Brindley then writes that things initially went well, and he found the Berlands to be "decent upstanding God-fearing people." After about a week, however, he says that his time at the farm took a turn for the worse. After some of the greyhounds were time tested, Brindley says he overhead a disturbing conversation between Vince Berland, his son Lance and a family friend named Greg, in which Berland directed his friend to kill several greyhounds because their times were not fast enough. Brindley writes:
Moments later the door into my kennelling area opened and in walked Lance and Greg. I looked at them in total shock, the kind of shock that makes you just stare or gives you an urge to run from the scene, like witnessing a nasty car accident. Surely I had got it all wrong. Surely they weren't going to take these animals to the vet to be put to sleep. The word 'kill'. It was so brutal.
The dogs were taken outside and loaded on to the truck. It did not head out towards the main gates and on to the open road but down a dusty trail towards the far reaches of the ranch. I listened intently, wondering where exactly it was headed, and I could still hear the engine noise as it pulled up again and the engine was turned off. I heard a metal door to one of the dog's compartments on the transporter swing open, violently enough to make a clattering noise, and then, BANG! Moments later, BANG! again, and again and again. Never in my life had I experienced first hand such barbaric behaviour. Those loving, adoring animals had been slaughtered by gunshot.
A few hours later, Brindley says that he went to the location where he heard gunshots, and discovered a pit full of dead greyhounds. Brindley then writes:
Here was the brutal truth. Any dog considered incapable of winning races was brought down here to be shot. The stench of death got into my clothes and my hair. I can smell it to this day. And what I saw has haunted me ever since.
Brindley says that he went to the National Greyhound Association (NGA) the next day to report what he had seen, but the NGA had no interest in taking action:
The response was automated, as if it were the sort of thing people normally asked: 'Here at the NGA we are purely a registry organization.
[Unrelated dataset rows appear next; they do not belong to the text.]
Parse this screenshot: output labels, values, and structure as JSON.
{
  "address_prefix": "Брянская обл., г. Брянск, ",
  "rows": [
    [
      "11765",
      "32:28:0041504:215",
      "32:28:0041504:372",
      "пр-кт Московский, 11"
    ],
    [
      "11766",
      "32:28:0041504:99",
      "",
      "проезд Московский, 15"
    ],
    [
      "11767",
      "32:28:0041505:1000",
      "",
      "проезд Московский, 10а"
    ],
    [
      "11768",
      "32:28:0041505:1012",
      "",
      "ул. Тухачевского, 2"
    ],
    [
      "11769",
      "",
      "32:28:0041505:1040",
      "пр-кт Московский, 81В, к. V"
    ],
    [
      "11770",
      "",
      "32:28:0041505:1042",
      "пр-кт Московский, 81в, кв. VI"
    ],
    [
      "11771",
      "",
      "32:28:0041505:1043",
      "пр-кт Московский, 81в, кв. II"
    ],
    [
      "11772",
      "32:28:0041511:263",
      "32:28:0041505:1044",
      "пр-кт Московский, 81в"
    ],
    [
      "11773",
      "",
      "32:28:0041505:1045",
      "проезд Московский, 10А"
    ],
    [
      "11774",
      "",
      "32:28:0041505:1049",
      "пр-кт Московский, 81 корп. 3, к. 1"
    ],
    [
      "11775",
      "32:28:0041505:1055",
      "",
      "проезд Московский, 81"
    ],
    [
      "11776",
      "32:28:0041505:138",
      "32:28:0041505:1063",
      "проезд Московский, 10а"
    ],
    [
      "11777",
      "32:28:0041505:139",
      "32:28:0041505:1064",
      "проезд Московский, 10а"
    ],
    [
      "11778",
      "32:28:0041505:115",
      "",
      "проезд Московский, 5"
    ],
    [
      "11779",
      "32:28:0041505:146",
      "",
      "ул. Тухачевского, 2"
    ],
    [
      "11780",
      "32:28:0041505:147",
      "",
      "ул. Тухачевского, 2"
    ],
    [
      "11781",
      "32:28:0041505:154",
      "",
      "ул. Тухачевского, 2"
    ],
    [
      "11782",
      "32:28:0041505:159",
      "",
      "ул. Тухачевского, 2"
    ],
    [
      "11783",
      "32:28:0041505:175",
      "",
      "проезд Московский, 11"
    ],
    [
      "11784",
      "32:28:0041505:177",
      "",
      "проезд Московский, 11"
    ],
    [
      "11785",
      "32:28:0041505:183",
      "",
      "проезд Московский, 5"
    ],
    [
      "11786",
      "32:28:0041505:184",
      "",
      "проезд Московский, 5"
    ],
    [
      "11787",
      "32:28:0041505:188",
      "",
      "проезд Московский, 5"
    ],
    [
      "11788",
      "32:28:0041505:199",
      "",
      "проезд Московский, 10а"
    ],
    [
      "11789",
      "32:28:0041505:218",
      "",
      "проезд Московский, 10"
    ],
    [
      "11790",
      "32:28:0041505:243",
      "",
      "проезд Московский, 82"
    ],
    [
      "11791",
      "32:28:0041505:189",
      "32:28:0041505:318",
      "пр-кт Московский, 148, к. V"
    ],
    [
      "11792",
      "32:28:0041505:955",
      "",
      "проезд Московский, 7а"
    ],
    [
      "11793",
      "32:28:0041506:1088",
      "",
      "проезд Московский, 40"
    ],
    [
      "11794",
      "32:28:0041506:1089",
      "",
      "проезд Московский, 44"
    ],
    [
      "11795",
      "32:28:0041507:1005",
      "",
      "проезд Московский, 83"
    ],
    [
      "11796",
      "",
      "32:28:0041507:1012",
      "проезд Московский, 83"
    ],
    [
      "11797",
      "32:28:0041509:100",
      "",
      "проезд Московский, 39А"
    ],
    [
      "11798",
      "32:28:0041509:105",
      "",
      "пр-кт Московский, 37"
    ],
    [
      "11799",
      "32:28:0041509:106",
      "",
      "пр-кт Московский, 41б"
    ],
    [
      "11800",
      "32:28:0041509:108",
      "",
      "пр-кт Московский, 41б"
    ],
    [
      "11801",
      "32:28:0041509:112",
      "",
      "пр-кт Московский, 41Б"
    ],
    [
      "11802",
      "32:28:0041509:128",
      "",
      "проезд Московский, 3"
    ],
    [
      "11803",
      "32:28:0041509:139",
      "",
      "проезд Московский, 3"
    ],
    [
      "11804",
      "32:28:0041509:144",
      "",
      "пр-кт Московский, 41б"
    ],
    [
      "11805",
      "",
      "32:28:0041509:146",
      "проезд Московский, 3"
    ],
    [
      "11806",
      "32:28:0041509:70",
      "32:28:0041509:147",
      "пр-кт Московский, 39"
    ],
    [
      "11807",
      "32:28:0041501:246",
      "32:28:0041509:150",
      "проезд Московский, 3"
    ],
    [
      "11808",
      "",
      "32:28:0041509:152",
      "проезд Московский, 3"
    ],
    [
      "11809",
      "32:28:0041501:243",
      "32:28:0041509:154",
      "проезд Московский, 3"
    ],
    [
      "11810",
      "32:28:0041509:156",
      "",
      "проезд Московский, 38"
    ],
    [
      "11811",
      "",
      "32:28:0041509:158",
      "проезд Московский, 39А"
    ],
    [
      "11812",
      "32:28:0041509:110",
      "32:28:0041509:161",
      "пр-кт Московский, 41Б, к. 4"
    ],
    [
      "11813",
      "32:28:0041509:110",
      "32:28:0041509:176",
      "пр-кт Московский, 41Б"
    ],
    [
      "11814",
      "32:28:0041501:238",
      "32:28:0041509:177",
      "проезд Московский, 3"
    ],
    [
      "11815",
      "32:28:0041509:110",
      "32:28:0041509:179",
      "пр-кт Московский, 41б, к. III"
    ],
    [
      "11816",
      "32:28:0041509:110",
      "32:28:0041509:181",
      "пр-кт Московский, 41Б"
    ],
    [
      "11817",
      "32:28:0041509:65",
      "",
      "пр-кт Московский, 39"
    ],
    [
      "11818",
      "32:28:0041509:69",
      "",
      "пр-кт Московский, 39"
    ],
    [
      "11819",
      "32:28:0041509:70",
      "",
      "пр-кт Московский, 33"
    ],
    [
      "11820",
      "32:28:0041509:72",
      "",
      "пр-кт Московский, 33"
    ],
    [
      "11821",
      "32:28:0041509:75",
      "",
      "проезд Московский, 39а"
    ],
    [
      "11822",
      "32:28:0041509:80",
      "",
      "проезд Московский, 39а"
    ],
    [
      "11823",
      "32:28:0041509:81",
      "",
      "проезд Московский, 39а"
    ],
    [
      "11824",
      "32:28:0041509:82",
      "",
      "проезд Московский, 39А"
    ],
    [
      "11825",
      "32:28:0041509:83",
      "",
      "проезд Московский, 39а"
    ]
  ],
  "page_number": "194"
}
We register matings, whelpings, and ownership. That is where our function ends.'
Brindley further says that he then went to the local sheriff, who told him that what he had seen was not against the law.
I know of no evidence that proves or disproves Mr. Brindley's account of his time at the Flying Eagles farm, but believe his story deserves to be told. If what he writes is true, then tomorrow's induction of Vince Berland into the Greyhound "Hall of Fame" will be a sad day for thousands of greyhounds.